It was December near Christmas time. I had flown home from Davis, near Sacramento, to my home in Lakewood (near Long Beach/L.A.). I was thrilled to be home, and to be enjoying the holidays with my friends, family, and a girlfriend who has stayed with me and been good to me, even with 400 miles between us.
My first night home, we watched a movie at my parents' house. It was probably around midnight when the movie finished and I walked her out to her car. It was a long goodnight, as is to be expected after those months of separation. I was about to send her on her way when I noticed three people walking on the sidewalk toward us. They set off one of those sensing lights. I remember being nervous, but dismissing it. Lakewood is a quiet city with reasonably low crime rates, and I assumed the best about the three: they were on their way somewhere and couldn't drive. It was another three seconds or so before their behavior made it obvious that I was mistaken. They spread out, two in the street, one on the sidewalk, and continued to walk toward us.
I knew what was happening before he said the words, before they pulled out their guns. I calmed myself, resolved to keep my composure, and give them no reason to do harm.
"Money, wallets. Now. Don't make no noise, and I don't wanna see no cops, or we come back and shoot up the block."

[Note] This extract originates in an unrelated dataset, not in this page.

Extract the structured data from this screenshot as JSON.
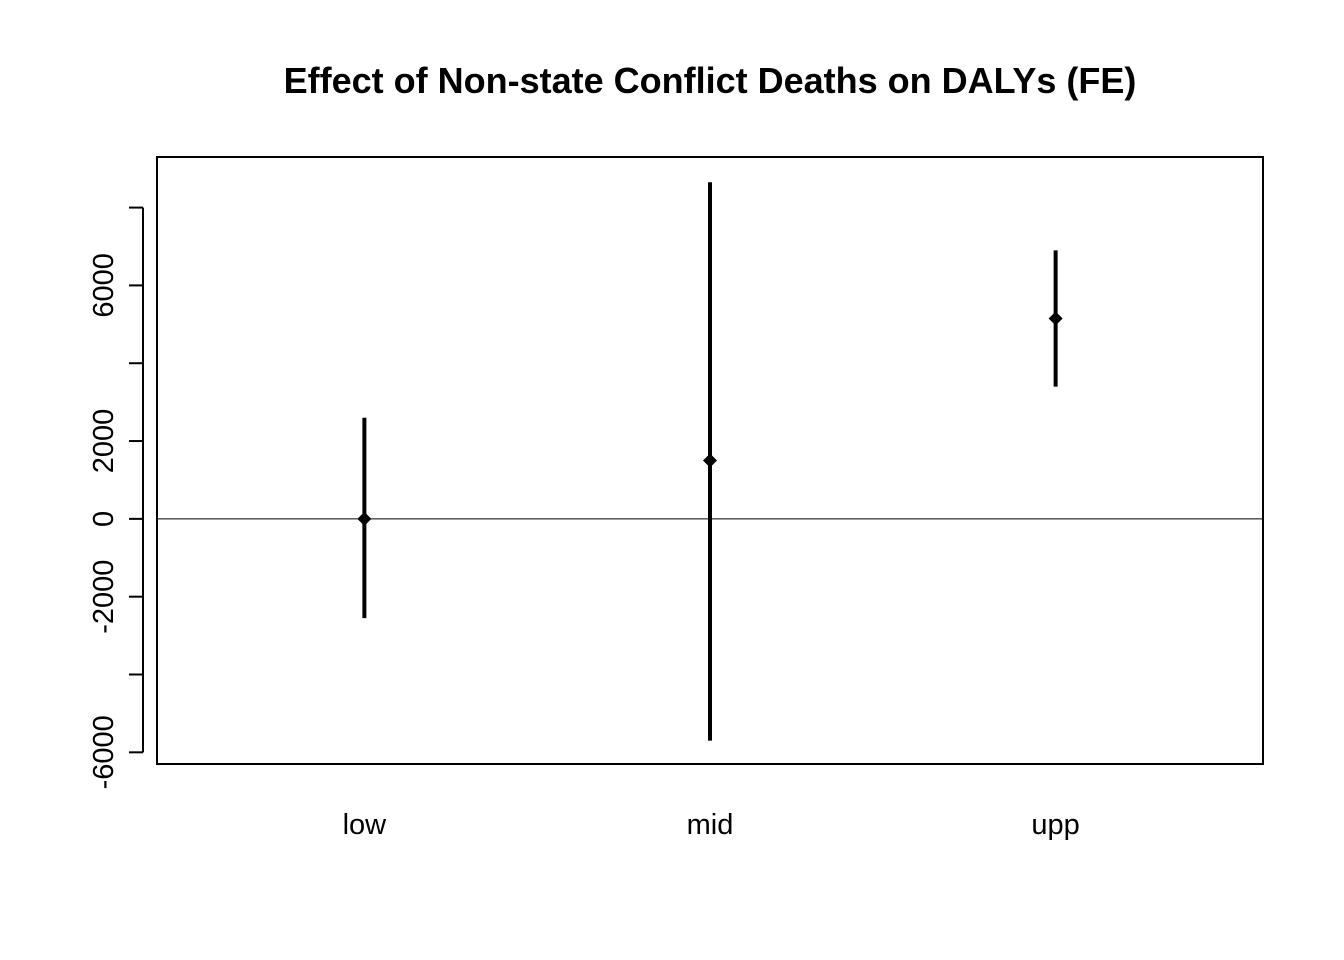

I told them I had no money... I remember thinking (even then) that it was funny that I told them so in the same way you might tell a bell ringing Santa or a beggar outside of a grocery store. It was true. I was broke. I even showed them, but they took the wallet anyway. They took my girlfriend's purse, with maybe $200 and a three day old iPod nano. The speaker had a big gun. A revolver, black, with an obviously larger bore than his two silent and nervous cohorts. I don't know very much about guns, so I'll say no more than that.
Then he rifled through my pockets. I don't care about the stuff, but he put his hands in my pockets with the gun against my chest, right in front of my house.

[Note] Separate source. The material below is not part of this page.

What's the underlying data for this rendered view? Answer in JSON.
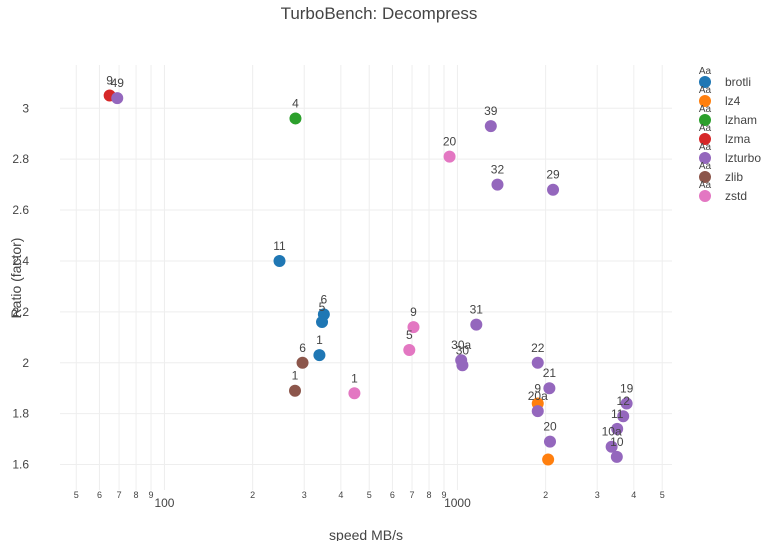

In addition to the purse and wallet, he got my digital camera, but that's really not important. I didn't mind canceling all my cards that night. I didn't mind going to the DMV to get a new license. I didn't even mind that I lost my favorite toy.

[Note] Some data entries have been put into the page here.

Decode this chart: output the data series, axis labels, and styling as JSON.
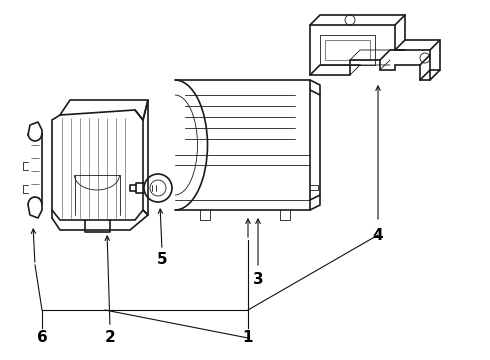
{
  "bg_color": "#ffffff",
  "line_color": "#1a1a1a",
  "label_color": "#000000",
  "fig_width": 4.9,
  "fig_height": 3.6,
  "dpi": 100,
  "arrow_color": "#111111"
}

They took my sense of security. They took my sense of safety. They took my positive outlook, and they took my trust for others. I was shaking and seeing hooded black men watching me in every car that passed that night as I gave my report to the officer. I was sure I was going to be shot right there by the patrol car every time a car rolled by. (I didn't know what they were driving, because after they finished they ran off around a corner, presumably to a waiting car).
I had been a mildly paranoid... or strongly cautious, take your pick... person before, but now I am on constant alert, day or night, everywhere. I imagine being car jacked. I imagine break ins in my home. I imagine random shooting and shadowy figures emerging from the night.
It kept me up many a night, and still does on occasion now, eight months later. I imagine what else I might have done. I imagine, as unrealistic as I *know* it is, disarming the first and killing the others. Or sending my girlfriend driving on first sight of them. Or at least following them around the corner to see what they drove.
But mostly, over and over again, I imagine blowing them away with that big gun that had pressed so cold against my own chest.
2 comments:
Is this real? Did this actually happen?
I'm halfway convined that it did. Very, very well written, regardless.
It actually did happen. I've created no fiction here. If only I could write so well without having been there.